Hacking the Classroom: Purdue U's Approach to Augmented Learning
A Q&A with Kyle Bowen
A term more familiar in the competitive world of the television industry, "second screen" offers a simple way for viewers to access additional information relevant to a TV program. At Purdue University, researchers aim to put the concept to work in the classroom — making an enriched and interactive learning experience with classroom apps easier. Here, Kyle Bowen, Purdue's director of informatics explores his latest research on "hacking the classroom": how to leverage the second screen concept to help instructors and students negotiate the realm of multiple and varied classroom apps.
Mary Grush: Just to set the context, what do you mean by "second screen"?
Kyle Bowen: The idea of second screen comes to us from television, where the networks have realized that they are competing for eye time… It used to be that when you were watching television, you would sit on the couch and be fixed on the television screen. But, that's not really the case any more. People who watch television now have mobile devices — tablets, phones, laptops — through which they consume material. And so, there is a battle between the television show and the connected media… Similarly, in the classroom, these devices may compete with what's going on inside of the classroom. But, they don't have to be distractions, as now there are so many different ways to use them to plug additional, highly relevant material into the class.
These devices can, of course, be used to bring up material from the Internet that is relevant to the lecture at hand. Or, they can be used with any of a number of social tools to engage the students inside of the classroom. But, each one of these uses finds the students disengaged from the presentation itself and requires them to shift their focus from one place to another. That begins to strike at the cognitive load of some of the students in the classroom.
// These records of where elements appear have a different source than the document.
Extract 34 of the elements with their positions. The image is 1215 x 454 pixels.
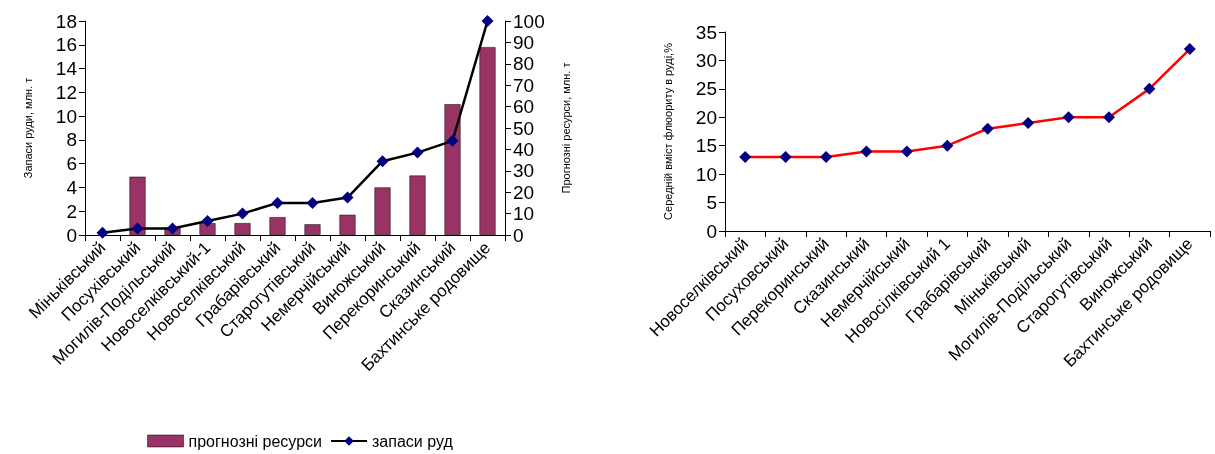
legend-label: прогнозні ресурси bbox=[188, 432, 323, 450]
y-tick-label: 25 bbox=[695, 78, 717, 100]
y-tick-label: 2 bbox=[66, 200, 77, 222]
y-tick-label: 8 bbox=[66, 129, 77, 151]
y2-tick-label: 80 bbox=[513, 53, 535, 75]
y2-tick-label: 20 bbox=[513, 181, 535, 203]
y-tick-label: 4 bbox=[66, 176, 78, 198]
y2-tick-label: 0 bbox=[513, 224, 524, 246]
y2-axis-title: Прогнозні ресурси, млн. т bbox=[559, 62, 572, 194]
y-tick-label: 20 bbox=[695, 106, 717, 128]
y-axis-title: Запаси руди, млн. т bbox=[21, 77, 34, 179]
y2-tick-label: 40 bbox=[513, 138, 535, 160]
y2-tick-label: 100 bbox=[513, 10, 545, 32]
y2-tick-label: 30 bbox=[513, 160, 535, 182]
y2-tick-label: 60 bbox=[513, 96, 535, 118]
y-tick-label: 5 bbox=[706, 192, 717, 214]
y-tick-label: 14 bbox=[55, 58, 78, 80]
y-tick-label: 10 bbox=[695, 163, 717, 185]
y-axis-title: Середній вміст флюориту в руді,% bbox=[661, 42, 674, 220]
y2-tick-label: 10 bbox=[513, 203, 535, 225]
y-tick-label: 0 bbox=[706, 220, 717, 242]
y-tick-label: 12 bbox=[55, 81, 77, 103]
y-tick-label: 6 bbox=[66, 153, 77, 175]
legend-label: запаси руд bbox=[372, 432, 454, 450]
y2-tick-label: 70 bbox=[513, 74, 535, 96]
y-tick-label: 10 bbox=[55, 105, 77, 127]
y2-tick-label: 90 bbox=[513, 31, 535, 53]
y-tick-label: 30 bbox=[695, 49, 717, 71]
y-tick-label: 0 bbox=[66, 224, 77, 246]
y-tick-label: 16 bbox=[55, 34, 77, 56]
y2-tick-label: 50 bbox=[513, 117, 535, 139]
y-tick-label: 35 bbox=[695, 21, 717, 43]
y-tick-label: 15 bbox=[695, 135, 717, 157]
y-tick-label: 18 bbox=[55, 10, 77, 32]
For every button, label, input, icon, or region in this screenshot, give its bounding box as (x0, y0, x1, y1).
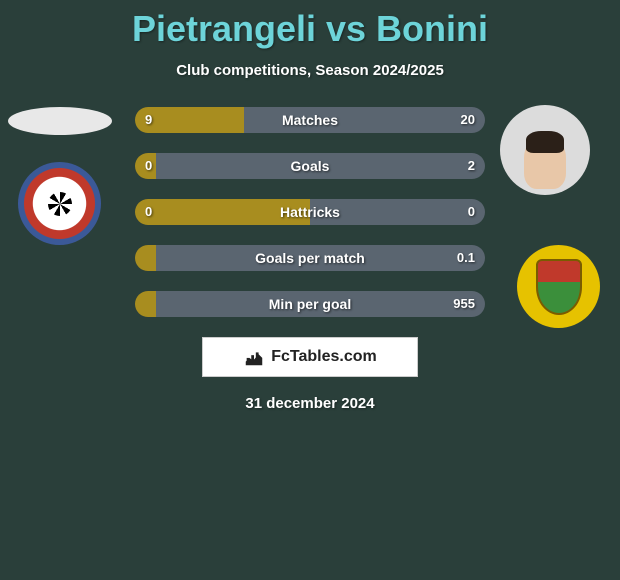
stat-row: Min per goal 955 (135, 291, 485, 317)
stat-label: Hattricks (135, 199, 485, 225)
player-left-photo (8, 107, 112, 135)
subtitle: Club competitions, Season 2024/2025 (0, 62, 620, 79)
stat-row: 9 Matches 20 (135, 107, 485, 133)
stat-label: Goals (135, 153, 485, 179)
stat-label: Goals per match (135, 245, 485, 271)
club-left-ball-icon (42, 186, 78, 222)
page-title: Pietrangeli vs Bonini (0, 0, 620, 50)
comparison-main: 9 Matches 20 0 Goals 2 0 Hattricks 0 Goa… (0, 107, 620, 412)
stat-right-value: 0.1 (457, 245, 475, 271)
player-right-photo (500, 105, 590, 195)
footer-brand-text: FcTables.com (271, 348, 377, 366)
player-face-icon (524, 137, 566, 189)
stat-label: Matches (135, 107, 485, 133)
stat-right-value: 2 (468, 153, 475, 179)
date-label: 31 december 2024 (0, 395, 620, 412)
club-right-shield-icon (536, 259, 582, 315)
club-right-badge (517, 245, 600, 328)
stat-right-value: 0 (468, 199, 475, 225)
club-left-badge (18, 162, 101, 245)
chart-icon (243, 346, 265, 368)
stat-right-value: 20 (461, 107, 475, 133)
stat-row: 0 Goals 2 (135, 153, 485, 179)
stat-bars: 9 Matches 20 0 Goals 2 0 Hattricks 0 Goa… (135, 107, 485, 317)
stat-right-value: 955 (453, 291, 475, 317)
stat-row: 0 Hattricks 0 (135, 199, 485, 225)
stat-row: Goals per match 0.1 (135, 245, 485, 271)
stat-label: Min per goal (135, 291, 485, 317)
footer-brand[interactable]: FcTables.com (202, 337, 418, 377)
player-hair-icon (526, 131, 564, 153)
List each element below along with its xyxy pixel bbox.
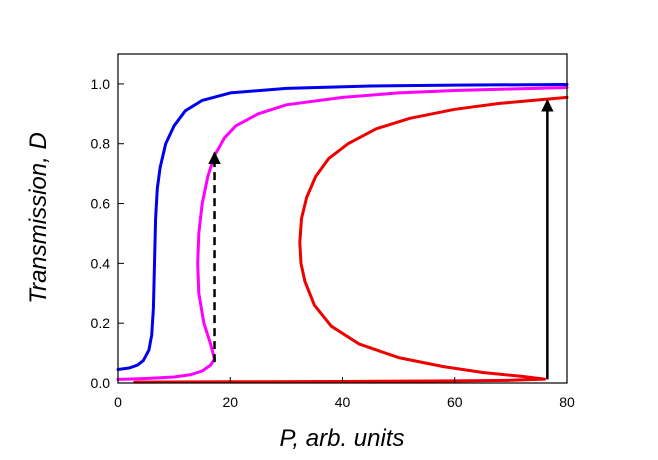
x-tick-label: 0 [114,394,122,410]
x-tick-label: 40 [335,394,351,410]
x-tick-label: 20 [222,394,238,410]
x-tick-label: 80 [559,394,575,410]
series-layer [116,83,569,384]
x-tick-label: 60 [447,394,463,410]
y-tick-label: 0.6 [91,196,111,212]
y-tick-label: 0.0 [91,375,111,391]
y-tick-label: 1.0 [91,76,111,92]
y-tick-label: 0.2 [91,315,111,331]
series-line-2 [116,86,569,381]
series-line-1 [116,83,569,371]
plot-area [118,54,567,383]
y-tick-label: 0.8 [91,136,111,152]
x-axis-title: P, arb. units [280,425,405,452]
y-tick-label: 0.4 [91,255,111,271]
axis-layer: 0 20 40 60 80 0.0 0.2 0.4 0.6 0.8 1.0 [91,76,575,410]
arrow-layer [208,99,554,380]
series-line-3 [133,95,569,384]
y-axis-title: Transmission, D [25,132,52,304]
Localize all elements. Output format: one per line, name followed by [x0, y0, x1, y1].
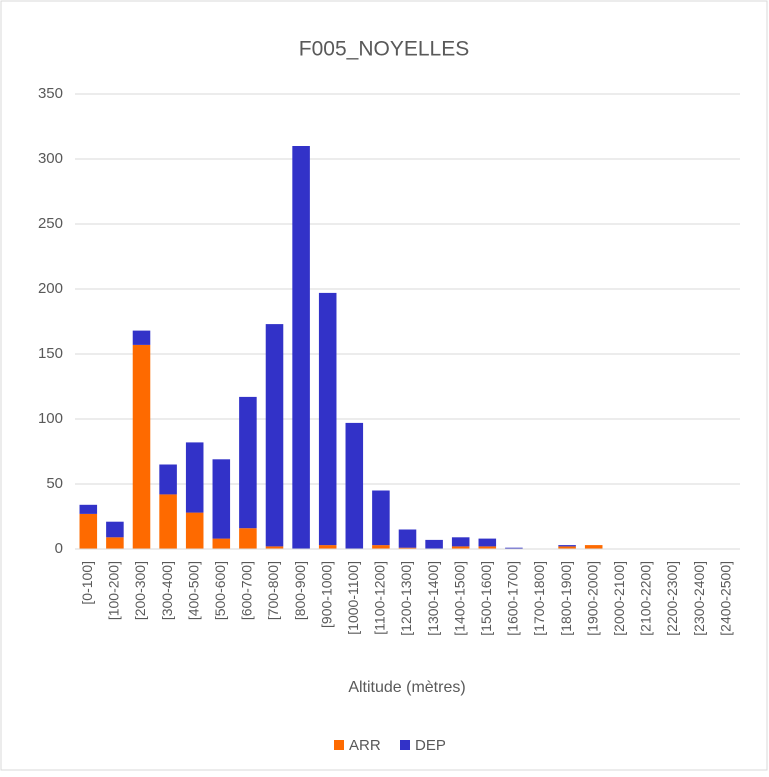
bar-segment: [265, 546, 284, 549]
legend-label: ARR: [349, 737, 381, 754]
x-tick-label: [1600-1700]: [505, 561, 521, 636]
x-tick-label: [200-300]: [132, 561, 148, 620]
bar-segment: [239, 396, 257, 529]
bar-segment: [132, 330, 151, 345]
x-tick-label: [1200-1300]: [398, 561, 414, 636]
bar-segment: [79, 504, 98, 514]
x-tick-label: [2100-2200]: [638, 561, 654, 636]
x-tick-label: [800-900]: [292, 561, 308, 620]
legend-swatch: [400, 740, 410, 750]
y-tick-label: 250: [38, 215, 63, 232]
x-tick-label: [600-700]: [239, 561, 255, 620]
bar-segment: [558, 546, 576, 549]
legend-label: DEP: [415, 737, 446, 754]
bar-segment: [239, 528, 257, 549]
chart-title: F005_NOYELLES: [299, 38, 469, 61]
x-tick-label: [1800-1900]: [558, 561, 574, 636]
bar-segment: [372, 490, 390, 546]
x-tick-label: [1400-1500]: [451, 561, 467, 636]
bar-segment: [584, 545, 603, 549]
x-tick-label: [1500-1600]: [478, 561, 494, 636]
x-tick-label: [2400-2500]: [717, 561, 733, 636]
y-tick-label: 100: [38, 410, 63, 427]
bar-segment: [106, 521, 124, 538]
x-tick-label: [100-200]: [106, 561, 122, 620]
bar-segment: [398, 547, 417, 549]
bar-segment: [478, 546, 497, 549]
bar-segment: [478, 538, 497, 547]
x-tick-label: [2000-2100]: [611, 561, 627, 636]
x-tick-label: [900-1000]: [318, 561, 334, 628]
bar-segment: [558, 545, 576, 547]
bar-segment: [106, 537, 124, 549]
x-tick-label: [500-600]: [212, 561, 228, 620]
x-axis-title: Altitude (mètres): [348, 679, 465, 696]
x-tick-label: [1100-1200]: [372, 561, 388, 635]
x-tick-label: [300-400]: [159, 561, 175, 620]
y-tick-label: 0: [55, 540, 63, 557]
bar-segment: [185, 442, 204, 513]
bar-segment: [292, 146, 310, 549]
x-tick-label: [1700-1800]: [531, 561, 547, 636]
bar-segment: [451, 537, 470, 547]
x-tick-label: [1000-1100]: [345, 561, 361, 635]
x-tick-label: [1300-1400]: [425, 561, 441, 636]
bar-segment: [212, 538, 231, 549]
bar-segment: [265, 324, 284, 547]
legend-swatch: [334, 740, 344, 750]
x-tick-label: [0-100]: [79, 561, 95, 605]
bar-segment: [185, 512, 204, 549]
x-tick-label: [2200-2300]: [664, 561, 680, 636]
bar-segment: [132, 344, 151, 549]
bar-segment: [212, 459, 231, 539]
x-tick-label: [1900-2000]: [584, 561, 600, 636]
x-tick-label: [400-500]: [185, 561, 201, 620]
y-tick-label: 350: [38, 85, 63, 102]
bar-segment: [79, 513, 98, 549]
bar-segment: [372, 545, 390, 549]
bar-segment: [159, 464, 177, 495]
y-tick-label: 50: [46, 475, 63, 492]
bar-segment: [425, 539, 443, 549]
bar-segment: [318, 545, 337, 549]
bar-segment: [159, 494, 177, 549]
bar-segment: [451, 546, 470, 549]
x-tick-label: [700-800]: [265, 561, 281, 620]
bar-segment: [345, 422, 364, 549]
bar-segment: [505, 547, 523, 549]
y-tick-label: 150: [38, 345, 63, 362]
y-tick-label: 300: [38, 150, 63, 167]
y-tick-label: 200: [38, 280, 63, 297]
x-tick-label: [2300-2400]: [691, 561, 707, 636]
bar-segment: [318, 292, 337, 546]
bar-segment: [398, 529, 417, 548]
What second screen does, is to allow us to have the technology begin to build seamless connections between these tools — between these different experiences — in such a way that it helps extract more value from the live classroom experience. The class becomes a collection of people who are all enjoying the same experience together. Each one is still sitting in the classroom as an individual, but the technology is building connections and threads between them.
It's essential to do all this in a seamless way, which is synchronized as a live experience — as opposed to presenting students with a disconnect from the classroom experience.
Grush: So, right now, in the context of your research, is second screen a theory, a technique, an approach to infrastructure, or a specific tool that you’re developing?
Bowen: Second screen is a theory or concept around how to create this kind of engagement. There are already several apps developed by the networks in an effort to facilitate this kind of simultaneous experience. But what we're exploring at Purdue is, how can we create a similar type of experience inside of the classroom? This should be synchronized with the lecture or presentation such that it provides both bonus material and relevant topical and social connections.
Grush: Is this an approach that considers a BYOD, or a BYO-App if you will, type of audience? Or, do you need to control the type of tools people are bringing into the classroom?
Bowen: The intent is to take advantage of the ubiquitous technology and the available apps that students bring with them into the classroom. Students bring along the tools that they have self-selected. So it's a matter of using the technology that they already have, and placing our apps on those devices — and of course we want to make this available on a wide variety of platforms. And yes, one of the big challenges that we are trying to overcome is that students have so many different types of tools that we want to incorporate in a common classroom experience.
As for apps, a student may have one app for consuming e-text, another for accessing Internet-based material, plus another app to create notes or to capture important parts of the lecture, and yet an additional social app for engaging in some type of discussion. So, it's not unrealistic to think that a student may use two or three, or more apps in any hour-long lecture. What we are now attempting — rather than trying to create a massive, monolithic mobile app that hopes to contain all the desirable features — is how to synchronize these multiple apps in a helpful way.
Grush: For example?
Bowen: Well, if polling needs to occur at a specific point in the lecture, how can we synchronize this across all the devices? Or, if the presentation centers on a specific portion of e-text, how can we pinpoint that text — and potentially supplement that with Internet resources such as online articles or research or YouTube videos? And all this should be offered right there and then, when the key topic is being presented.
Grush: Long term, would you see a kind of intelligent interface coming out of all your research and development work?
Bowen: We are working on a new tool right now, which we will begin to pilot in the Spring 2014 semester, that is not only a delivery vehicle, but also allows active research on how second screen works inside of the classroom. That tool, coupled with feedback from instructors plus our previous experience with the classroom apps we've developed for Purdue Studio, will eventually incorporate analytics that could potentially allow us to reconfigure features automatically, or at the very least, inform faculty's use of the technology.
Grush: What are the takeaways now, for the CIO to begin to think about?
Bowen: The important part for the CIO to pull from this, and to begin thinking about, is that a second screen approach will increase the load on — but also the value of — the wireless infrastructure inside of the classroom. Many of the individual functions and tools we talked about are already seen in today's classroom, of course; we're talking about some pretty common apps. What second screen will do for all this, is that it will create an additional reliance on these tools, but at the same time it will begin to create some commonality around how they are put together in context. With the interconnection of these technologies, the second screen strategy will ease the burden of implementation and support while it offers new possibilities for instruction.